According to Dickson’s National Inventors Hall of Fame profile, the first commercially-available Band-Aid® were 18-inches long by 2.5-inches wide with a 1-inch wide strip of gauze running down the middle of the bandage; consumers of these early Band-Aid® products cut individual strips from the larger bandage for personal use. The patent covering Dickson’s adhesive bandage invention is U.S. Patent No. 1612267, titled Surgical Dressing and issued on December 28th, 1926. It claimed a surgical dressing embodying a strip of adhesive tape, a soft dressing offset with relation to the tape and complementary facing strips in adhering relation to exposed portions of the tape as a means to ensure sterility of the dressing.

Johnson & Johnson only sold $3,000 worth of Band-Aid® bandages in the first year of commercial sales but improvements from the original design would help Johnson & Johnson see more than $30 million in total sales of Band-Aids by the time of Dickson’s death in 1961. Dickson’s work on the development of Band-Aid® products helped him progress through the corporate ranks until he attained the rank of vice president in 1932; he would retire from Johnson & Johnson in 1957 by which time he was listed as an inventor in five patents related to bandages and dressings.

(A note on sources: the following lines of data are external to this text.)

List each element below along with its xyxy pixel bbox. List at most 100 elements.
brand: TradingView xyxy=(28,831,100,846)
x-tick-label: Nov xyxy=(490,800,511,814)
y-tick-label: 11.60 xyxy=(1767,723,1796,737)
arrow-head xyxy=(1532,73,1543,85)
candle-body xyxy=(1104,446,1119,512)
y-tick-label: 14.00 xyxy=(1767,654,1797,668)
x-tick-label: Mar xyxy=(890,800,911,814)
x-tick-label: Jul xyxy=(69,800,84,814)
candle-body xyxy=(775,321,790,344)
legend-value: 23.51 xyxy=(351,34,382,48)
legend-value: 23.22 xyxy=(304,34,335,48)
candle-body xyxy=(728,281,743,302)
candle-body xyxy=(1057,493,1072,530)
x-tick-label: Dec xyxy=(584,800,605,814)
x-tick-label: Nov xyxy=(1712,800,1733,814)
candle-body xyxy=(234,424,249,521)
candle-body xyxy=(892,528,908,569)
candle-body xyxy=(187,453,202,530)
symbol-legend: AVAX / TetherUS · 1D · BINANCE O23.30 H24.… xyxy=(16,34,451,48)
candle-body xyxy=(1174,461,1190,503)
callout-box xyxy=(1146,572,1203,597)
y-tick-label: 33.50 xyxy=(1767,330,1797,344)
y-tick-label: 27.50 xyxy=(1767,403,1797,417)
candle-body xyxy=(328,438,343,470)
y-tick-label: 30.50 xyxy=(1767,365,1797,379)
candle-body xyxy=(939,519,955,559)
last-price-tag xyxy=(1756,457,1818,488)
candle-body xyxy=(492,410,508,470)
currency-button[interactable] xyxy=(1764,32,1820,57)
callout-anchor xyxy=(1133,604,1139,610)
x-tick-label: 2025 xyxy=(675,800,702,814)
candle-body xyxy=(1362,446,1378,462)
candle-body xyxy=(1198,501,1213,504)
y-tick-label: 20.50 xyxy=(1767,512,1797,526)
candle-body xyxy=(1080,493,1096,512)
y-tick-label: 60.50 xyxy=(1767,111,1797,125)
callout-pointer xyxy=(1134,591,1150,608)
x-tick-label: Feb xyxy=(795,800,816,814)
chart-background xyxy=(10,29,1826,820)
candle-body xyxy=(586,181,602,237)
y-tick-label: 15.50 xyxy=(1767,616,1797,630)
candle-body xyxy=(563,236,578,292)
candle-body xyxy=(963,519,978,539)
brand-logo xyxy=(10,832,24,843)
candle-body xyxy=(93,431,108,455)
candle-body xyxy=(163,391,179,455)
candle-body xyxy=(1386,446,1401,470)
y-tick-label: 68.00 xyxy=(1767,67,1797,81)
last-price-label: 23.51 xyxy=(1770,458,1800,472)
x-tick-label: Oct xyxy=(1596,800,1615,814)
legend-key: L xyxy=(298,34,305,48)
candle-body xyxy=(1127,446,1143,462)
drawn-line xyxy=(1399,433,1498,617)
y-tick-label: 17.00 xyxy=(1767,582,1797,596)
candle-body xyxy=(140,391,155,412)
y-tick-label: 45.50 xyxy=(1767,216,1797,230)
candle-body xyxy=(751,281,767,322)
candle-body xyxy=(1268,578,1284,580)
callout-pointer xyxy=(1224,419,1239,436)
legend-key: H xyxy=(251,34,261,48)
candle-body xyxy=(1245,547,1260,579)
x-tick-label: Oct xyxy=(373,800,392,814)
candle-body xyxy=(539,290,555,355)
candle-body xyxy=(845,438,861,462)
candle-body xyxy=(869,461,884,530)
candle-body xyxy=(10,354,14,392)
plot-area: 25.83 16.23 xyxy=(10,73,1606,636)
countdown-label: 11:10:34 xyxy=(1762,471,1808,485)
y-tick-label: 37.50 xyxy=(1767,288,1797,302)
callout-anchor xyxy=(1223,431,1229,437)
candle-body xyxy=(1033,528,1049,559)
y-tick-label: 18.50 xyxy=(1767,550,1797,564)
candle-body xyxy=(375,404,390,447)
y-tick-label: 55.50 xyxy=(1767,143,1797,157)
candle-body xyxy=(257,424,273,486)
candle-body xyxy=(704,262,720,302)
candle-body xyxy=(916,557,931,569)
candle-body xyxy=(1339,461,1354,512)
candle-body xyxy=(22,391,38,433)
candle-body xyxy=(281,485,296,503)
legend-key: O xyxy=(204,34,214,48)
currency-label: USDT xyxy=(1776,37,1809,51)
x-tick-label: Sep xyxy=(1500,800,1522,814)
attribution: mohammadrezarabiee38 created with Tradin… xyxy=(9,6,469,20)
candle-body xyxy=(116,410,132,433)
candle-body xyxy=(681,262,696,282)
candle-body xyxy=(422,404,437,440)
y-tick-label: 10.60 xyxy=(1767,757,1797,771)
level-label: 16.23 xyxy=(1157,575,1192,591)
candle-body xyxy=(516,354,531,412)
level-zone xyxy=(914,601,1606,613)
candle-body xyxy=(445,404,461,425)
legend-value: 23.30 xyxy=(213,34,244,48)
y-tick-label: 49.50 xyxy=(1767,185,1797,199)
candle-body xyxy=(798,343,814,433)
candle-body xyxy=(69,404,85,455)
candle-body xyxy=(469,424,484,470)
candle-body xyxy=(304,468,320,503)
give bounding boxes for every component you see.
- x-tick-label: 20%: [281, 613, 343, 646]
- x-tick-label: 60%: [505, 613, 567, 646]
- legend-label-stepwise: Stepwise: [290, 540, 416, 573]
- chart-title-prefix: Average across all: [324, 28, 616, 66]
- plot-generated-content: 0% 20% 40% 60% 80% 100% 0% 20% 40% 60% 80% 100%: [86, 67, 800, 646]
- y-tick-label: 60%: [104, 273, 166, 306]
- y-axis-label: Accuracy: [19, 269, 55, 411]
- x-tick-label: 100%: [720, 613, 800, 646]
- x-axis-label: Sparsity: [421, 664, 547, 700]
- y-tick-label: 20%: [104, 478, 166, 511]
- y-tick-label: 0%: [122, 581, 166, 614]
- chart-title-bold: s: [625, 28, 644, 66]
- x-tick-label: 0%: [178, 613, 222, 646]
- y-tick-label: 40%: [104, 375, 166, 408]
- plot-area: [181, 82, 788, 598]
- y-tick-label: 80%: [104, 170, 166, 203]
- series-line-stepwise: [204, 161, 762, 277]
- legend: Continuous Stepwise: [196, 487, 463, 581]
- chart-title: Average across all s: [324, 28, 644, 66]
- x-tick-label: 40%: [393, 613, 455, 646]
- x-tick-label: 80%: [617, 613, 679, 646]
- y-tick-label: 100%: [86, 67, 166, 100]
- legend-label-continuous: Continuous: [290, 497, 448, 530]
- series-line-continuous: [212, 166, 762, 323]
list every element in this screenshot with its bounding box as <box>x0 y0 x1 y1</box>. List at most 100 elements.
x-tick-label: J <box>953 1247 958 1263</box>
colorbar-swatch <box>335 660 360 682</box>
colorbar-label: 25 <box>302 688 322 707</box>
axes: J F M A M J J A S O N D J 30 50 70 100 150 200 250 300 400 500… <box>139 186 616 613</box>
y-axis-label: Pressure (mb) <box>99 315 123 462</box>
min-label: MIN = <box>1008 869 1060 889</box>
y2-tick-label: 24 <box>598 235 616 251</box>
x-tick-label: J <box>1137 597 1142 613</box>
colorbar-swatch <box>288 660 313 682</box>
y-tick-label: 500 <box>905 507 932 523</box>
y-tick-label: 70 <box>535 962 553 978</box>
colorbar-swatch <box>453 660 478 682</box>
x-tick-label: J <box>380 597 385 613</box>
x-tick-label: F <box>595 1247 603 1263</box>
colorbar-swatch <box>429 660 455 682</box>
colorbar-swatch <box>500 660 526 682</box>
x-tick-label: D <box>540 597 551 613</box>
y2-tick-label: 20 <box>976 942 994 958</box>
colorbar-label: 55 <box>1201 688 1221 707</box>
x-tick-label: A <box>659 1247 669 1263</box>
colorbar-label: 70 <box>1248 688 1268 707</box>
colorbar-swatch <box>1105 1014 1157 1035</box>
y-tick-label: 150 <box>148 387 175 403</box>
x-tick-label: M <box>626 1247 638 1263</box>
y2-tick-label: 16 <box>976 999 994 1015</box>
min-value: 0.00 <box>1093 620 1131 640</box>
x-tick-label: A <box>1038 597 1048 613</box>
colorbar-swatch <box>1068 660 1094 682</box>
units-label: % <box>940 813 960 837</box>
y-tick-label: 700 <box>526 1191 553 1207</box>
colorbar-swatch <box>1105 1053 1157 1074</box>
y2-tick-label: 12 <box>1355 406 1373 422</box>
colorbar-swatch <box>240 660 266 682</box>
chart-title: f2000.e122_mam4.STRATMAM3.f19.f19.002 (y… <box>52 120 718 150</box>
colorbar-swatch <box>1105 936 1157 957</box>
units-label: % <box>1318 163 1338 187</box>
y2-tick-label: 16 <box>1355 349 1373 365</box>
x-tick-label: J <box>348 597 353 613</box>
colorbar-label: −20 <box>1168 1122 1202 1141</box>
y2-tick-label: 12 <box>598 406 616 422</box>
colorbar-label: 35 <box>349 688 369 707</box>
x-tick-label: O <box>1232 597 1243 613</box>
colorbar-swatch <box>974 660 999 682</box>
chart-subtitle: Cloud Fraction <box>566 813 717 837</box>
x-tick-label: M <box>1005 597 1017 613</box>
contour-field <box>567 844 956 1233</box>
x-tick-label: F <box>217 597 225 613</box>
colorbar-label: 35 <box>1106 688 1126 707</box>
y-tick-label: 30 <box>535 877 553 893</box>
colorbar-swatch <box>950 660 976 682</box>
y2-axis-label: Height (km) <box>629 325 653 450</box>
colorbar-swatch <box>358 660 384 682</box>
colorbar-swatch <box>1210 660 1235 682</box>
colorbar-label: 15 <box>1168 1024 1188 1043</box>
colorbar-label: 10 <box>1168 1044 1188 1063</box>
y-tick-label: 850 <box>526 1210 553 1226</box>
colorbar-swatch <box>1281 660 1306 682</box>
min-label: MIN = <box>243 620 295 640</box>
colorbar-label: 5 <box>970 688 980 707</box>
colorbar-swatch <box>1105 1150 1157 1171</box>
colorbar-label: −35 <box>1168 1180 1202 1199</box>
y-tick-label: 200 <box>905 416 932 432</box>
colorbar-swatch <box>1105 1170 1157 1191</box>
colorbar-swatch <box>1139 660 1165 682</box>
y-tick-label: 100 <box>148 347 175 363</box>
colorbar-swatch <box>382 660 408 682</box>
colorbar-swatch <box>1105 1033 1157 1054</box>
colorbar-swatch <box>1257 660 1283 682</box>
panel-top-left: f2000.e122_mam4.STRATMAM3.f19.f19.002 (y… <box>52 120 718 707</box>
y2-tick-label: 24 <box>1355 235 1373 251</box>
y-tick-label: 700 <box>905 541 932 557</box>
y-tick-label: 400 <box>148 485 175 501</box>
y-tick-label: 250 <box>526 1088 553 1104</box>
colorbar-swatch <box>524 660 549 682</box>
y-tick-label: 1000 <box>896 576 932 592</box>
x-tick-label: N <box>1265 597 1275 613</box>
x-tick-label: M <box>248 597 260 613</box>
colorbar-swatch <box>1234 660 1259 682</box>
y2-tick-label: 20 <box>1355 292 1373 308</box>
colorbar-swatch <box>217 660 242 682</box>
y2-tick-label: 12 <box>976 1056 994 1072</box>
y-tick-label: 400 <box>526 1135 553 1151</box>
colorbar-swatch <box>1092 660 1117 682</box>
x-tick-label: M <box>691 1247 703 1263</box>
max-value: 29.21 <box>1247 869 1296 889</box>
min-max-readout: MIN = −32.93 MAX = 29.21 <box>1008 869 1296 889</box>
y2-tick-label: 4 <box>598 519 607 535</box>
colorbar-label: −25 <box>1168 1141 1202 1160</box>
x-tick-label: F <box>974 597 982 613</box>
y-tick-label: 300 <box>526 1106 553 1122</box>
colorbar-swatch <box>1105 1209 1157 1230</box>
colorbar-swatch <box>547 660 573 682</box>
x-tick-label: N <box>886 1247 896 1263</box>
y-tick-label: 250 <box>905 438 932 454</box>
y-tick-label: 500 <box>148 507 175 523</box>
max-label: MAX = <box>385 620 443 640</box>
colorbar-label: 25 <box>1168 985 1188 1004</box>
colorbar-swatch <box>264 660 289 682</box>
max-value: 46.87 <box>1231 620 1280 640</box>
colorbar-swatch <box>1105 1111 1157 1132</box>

Through the 20th century, innovative Band-Aid® products would continue to be developed and sold by Johnson & Johnson leading to further adoption by American consumers. The company introduced completely sterile bandages in 1938 and introduced the use of plastic strips on Band-Aid® bandages in 1951. Clear strip Band-Aid® bandages were released to consumers in 1958 and various specialty Band-Aid® products were rolled out beginning in the 1990s, with 2017’s Skin-Flex bandage with high durability being the latest new market entrant for Band-Aid® bandages.

The next generation of adhesive bandage technology will try to do more than increase the comfort of consumers. Researchers at the Massachusetts Institute of Technology have worked in recent years to create a hydrogel inlaid with titanium wire and bioelectronics to create a smart bandage which can be used to more effectively treat wounds. Similar bioelectronic technologies that monitor the oxygen and temperature levels of wounds to determine whether an infection is forming have been developed by a collection of universities including Harvard, Tufts and Purdue.